Duas companhias de pára-quedistas chegadas do Ultramar recusam-se a alinhar com os companheiros que tomaram as bases e passam imediatamente â disponibilidade. Os Comandos do coronel Jaime Neves assaltam os "páras" rebeldes, na esmagadora maioria praças, alguns sargentos e apenas um oficial, que estavam entricheirados no GDACI, em Monsanto. Também eles perderam o fervor revolucionário e não deram luta. Na manhá do dia 26 é o assalto dos Comandos ao famigerado antro de cobardes da Polícia Militar. O tenente Coimbra e o furriel Pires são vítimas mortais, nas nossas forças, do fogo traiçoeiro pelas costas oriundo das casernas deCavalaria 7, situadas no lado esquerdo da Calçada da Ajuda. Na parada de Lanceiros 2 tomba um militar e uma Chaimite arromba o portão.

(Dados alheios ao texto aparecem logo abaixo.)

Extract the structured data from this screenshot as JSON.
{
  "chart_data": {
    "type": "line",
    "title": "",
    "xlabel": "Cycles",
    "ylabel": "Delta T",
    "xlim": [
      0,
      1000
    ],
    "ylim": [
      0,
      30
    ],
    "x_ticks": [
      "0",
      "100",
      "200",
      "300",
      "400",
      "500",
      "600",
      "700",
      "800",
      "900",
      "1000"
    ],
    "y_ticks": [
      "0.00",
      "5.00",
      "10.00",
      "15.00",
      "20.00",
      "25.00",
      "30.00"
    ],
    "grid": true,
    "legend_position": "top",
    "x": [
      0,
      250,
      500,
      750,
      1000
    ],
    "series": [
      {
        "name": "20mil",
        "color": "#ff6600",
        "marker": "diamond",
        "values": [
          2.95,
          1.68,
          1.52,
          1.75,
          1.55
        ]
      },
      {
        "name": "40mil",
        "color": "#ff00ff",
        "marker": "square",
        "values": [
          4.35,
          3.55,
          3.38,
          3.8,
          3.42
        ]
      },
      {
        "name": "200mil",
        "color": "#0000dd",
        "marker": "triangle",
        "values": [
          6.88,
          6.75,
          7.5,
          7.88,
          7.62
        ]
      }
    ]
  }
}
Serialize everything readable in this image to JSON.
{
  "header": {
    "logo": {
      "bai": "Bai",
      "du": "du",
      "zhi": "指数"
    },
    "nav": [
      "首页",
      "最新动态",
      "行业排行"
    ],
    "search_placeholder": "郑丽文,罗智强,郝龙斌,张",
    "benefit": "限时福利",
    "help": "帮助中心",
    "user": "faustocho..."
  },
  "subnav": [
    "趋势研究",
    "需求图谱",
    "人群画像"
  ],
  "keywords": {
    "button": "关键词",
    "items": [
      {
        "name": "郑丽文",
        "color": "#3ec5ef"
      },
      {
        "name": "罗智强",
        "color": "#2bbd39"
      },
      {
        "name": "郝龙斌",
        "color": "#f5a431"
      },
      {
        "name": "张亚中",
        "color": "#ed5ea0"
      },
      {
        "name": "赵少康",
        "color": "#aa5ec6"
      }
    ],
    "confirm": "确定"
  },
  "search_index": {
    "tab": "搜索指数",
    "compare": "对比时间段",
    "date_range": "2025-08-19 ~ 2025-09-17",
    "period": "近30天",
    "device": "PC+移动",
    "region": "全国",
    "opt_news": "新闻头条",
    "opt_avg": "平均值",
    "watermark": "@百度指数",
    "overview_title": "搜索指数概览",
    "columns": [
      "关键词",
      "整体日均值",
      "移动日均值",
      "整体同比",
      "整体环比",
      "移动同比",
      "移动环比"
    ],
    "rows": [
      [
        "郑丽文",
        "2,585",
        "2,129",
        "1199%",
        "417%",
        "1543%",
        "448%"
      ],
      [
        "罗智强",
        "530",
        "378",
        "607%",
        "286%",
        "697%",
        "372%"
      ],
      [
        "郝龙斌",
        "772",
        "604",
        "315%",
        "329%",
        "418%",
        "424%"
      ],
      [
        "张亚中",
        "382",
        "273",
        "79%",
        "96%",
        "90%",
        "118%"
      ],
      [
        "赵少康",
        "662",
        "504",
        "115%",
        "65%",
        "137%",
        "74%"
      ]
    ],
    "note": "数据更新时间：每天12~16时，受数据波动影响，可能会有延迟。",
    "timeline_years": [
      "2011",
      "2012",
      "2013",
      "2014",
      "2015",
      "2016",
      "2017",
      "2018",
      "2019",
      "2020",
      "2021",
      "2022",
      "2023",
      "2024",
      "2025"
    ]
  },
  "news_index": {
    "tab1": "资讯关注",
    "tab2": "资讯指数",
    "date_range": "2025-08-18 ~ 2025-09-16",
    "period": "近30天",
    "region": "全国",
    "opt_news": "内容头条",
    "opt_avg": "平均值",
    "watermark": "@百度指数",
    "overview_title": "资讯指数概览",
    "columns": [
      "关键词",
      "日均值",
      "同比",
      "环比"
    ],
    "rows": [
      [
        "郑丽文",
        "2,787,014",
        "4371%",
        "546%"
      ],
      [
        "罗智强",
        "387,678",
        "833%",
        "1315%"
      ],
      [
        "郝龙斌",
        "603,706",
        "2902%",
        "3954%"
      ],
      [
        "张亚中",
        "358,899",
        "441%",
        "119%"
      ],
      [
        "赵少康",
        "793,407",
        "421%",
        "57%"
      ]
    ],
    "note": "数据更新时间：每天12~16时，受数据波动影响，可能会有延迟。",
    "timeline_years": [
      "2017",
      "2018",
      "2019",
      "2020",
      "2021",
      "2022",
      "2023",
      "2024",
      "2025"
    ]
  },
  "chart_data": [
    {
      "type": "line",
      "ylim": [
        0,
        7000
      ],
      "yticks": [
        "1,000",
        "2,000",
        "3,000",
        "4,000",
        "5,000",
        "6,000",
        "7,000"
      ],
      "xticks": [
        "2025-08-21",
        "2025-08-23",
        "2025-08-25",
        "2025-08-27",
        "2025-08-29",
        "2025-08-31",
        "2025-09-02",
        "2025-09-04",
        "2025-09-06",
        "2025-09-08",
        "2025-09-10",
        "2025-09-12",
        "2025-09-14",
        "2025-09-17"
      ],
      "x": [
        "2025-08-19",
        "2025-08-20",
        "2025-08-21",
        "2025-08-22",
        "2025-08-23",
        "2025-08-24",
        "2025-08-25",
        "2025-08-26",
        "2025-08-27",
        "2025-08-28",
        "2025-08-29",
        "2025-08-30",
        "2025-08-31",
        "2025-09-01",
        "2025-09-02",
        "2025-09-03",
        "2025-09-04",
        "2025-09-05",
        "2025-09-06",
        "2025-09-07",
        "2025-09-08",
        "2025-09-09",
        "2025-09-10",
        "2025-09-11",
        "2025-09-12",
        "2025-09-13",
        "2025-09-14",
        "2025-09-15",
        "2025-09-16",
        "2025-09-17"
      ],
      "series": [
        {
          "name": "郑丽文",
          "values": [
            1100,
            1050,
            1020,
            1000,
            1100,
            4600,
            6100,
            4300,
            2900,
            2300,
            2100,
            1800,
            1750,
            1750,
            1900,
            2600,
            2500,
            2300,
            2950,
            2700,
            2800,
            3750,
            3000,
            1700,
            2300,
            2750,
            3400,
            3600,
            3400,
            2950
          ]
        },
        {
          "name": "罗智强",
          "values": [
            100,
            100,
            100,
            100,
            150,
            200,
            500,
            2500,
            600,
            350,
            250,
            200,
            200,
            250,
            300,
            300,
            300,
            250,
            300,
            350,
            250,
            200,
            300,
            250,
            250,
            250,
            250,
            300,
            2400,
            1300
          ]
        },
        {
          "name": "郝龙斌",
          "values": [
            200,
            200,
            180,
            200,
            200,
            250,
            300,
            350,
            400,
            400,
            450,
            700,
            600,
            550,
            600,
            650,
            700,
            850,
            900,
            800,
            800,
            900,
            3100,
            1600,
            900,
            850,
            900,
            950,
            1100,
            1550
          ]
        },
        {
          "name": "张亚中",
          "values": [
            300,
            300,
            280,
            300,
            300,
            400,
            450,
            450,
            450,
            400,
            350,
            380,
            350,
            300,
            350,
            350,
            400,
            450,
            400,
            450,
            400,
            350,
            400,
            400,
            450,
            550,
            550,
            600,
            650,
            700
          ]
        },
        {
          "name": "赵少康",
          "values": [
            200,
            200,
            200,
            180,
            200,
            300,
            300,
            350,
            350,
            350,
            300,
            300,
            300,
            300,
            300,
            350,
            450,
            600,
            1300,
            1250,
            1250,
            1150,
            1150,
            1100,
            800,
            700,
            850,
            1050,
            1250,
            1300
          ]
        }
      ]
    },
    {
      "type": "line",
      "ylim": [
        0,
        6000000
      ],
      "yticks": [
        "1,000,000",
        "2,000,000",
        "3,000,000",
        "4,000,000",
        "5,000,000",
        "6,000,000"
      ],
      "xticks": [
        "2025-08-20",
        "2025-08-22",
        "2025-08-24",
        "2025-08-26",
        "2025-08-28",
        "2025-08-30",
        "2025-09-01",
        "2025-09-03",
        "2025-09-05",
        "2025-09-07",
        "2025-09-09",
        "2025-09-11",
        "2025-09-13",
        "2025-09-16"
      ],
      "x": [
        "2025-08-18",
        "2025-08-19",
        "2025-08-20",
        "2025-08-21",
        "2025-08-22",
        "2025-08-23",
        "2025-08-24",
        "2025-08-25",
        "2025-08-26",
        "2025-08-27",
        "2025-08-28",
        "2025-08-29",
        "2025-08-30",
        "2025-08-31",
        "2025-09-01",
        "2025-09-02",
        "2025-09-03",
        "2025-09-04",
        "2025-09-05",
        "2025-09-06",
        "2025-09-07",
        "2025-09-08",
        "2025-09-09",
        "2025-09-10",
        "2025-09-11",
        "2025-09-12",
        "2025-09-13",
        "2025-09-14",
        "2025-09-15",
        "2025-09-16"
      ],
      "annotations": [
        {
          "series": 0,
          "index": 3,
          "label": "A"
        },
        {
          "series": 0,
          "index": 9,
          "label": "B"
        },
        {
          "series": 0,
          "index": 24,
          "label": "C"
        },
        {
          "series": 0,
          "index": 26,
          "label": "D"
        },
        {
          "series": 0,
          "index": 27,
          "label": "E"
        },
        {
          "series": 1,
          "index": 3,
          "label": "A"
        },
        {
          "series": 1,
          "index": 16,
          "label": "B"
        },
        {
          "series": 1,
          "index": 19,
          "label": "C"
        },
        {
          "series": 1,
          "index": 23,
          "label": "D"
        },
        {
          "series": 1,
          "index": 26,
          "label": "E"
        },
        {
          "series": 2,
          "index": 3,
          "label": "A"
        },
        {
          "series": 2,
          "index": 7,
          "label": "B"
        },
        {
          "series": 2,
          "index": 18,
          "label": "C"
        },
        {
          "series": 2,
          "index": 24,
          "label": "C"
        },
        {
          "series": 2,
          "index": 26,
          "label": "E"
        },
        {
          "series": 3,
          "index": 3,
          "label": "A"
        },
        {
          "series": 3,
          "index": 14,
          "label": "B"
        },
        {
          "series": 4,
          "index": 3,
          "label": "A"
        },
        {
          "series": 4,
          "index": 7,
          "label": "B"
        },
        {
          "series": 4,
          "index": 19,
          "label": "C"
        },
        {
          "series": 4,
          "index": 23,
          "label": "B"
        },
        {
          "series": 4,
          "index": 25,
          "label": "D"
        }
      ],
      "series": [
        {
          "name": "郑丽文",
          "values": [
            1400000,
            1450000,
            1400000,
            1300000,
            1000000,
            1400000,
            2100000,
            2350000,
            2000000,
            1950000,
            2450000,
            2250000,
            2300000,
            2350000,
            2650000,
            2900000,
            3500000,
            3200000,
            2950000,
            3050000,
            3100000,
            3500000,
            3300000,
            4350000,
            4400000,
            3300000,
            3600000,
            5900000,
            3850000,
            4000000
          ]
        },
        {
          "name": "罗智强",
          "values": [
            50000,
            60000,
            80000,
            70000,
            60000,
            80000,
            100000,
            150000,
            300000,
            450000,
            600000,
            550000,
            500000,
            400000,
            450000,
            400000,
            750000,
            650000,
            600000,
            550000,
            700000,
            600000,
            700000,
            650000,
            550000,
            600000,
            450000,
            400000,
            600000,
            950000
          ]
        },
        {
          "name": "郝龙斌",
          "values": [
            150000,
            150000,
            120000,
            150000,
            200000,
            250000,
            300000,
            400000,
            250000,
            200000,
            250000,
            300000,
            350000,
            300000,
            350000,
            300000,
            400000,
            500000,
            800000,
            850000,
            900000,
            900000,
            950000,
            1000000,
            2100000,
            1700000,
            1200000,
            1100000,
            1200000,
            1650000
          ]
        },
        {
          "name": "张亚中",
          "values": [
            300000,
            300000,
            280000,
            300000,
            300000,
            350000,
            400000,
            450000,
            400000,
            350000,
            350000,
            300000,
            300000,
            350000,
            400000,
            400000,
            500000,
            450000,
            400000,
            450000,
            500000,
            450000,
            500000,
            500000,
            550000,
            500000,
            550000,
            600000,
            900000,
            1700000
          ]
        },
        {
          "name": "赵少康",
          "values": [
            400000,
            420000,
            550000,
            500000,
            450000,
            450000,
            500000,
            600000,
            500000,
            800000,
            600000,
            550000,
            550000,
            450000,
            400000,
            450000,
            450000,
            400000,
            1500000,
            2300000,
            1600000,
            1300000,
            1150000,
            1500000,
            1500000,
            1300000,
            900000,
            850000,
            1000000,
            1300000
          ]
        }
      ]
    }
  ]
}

O coronel Jaime Neves eleva a sua autoridade ao máximo e consegue evitar que a vingança pela morte dos dois graduados "comandos" seja levada a cabo. A dicotomia revolucionários-moderados acabava ali e a democracia ocidental estava salva das garras do totalitarismo social-comunista. Lisboa, Setúbal e Barreiro eram sobrevoados por aviões F-86F que assinalavam o ponto final no marxismo.
Ainda hoje se discute acaloradamente o que aconteceria se o COPCON e os Fuzileiros e as restantes unidades simpatizantes do socialismo do Leste europeu não tivessem recolhido às casernas. Que haveria uma guerra civil generalizada não duvido. Porém também não seria difícil prever o desfecho. O "nosso" lado estava dispunha de forças muito mais poderosas: Escola Prática de Cavalaria, Escola Prática de Infantaria, Escola Prática de Artilharia, Regimento de Comandos, Regimento de Cavalaria de Estremoz, Regimento de Cavalaria de Braga, Regimento de Cavalaria de Santa Margarida, Força Aérea, etc.
Já lá vão 42 anos e desde então as armas calaram-se. Sõ as usei depois para instrução ou serviço. Saudades? Tenho. Dos meus vinte e poucos anos de então. Só!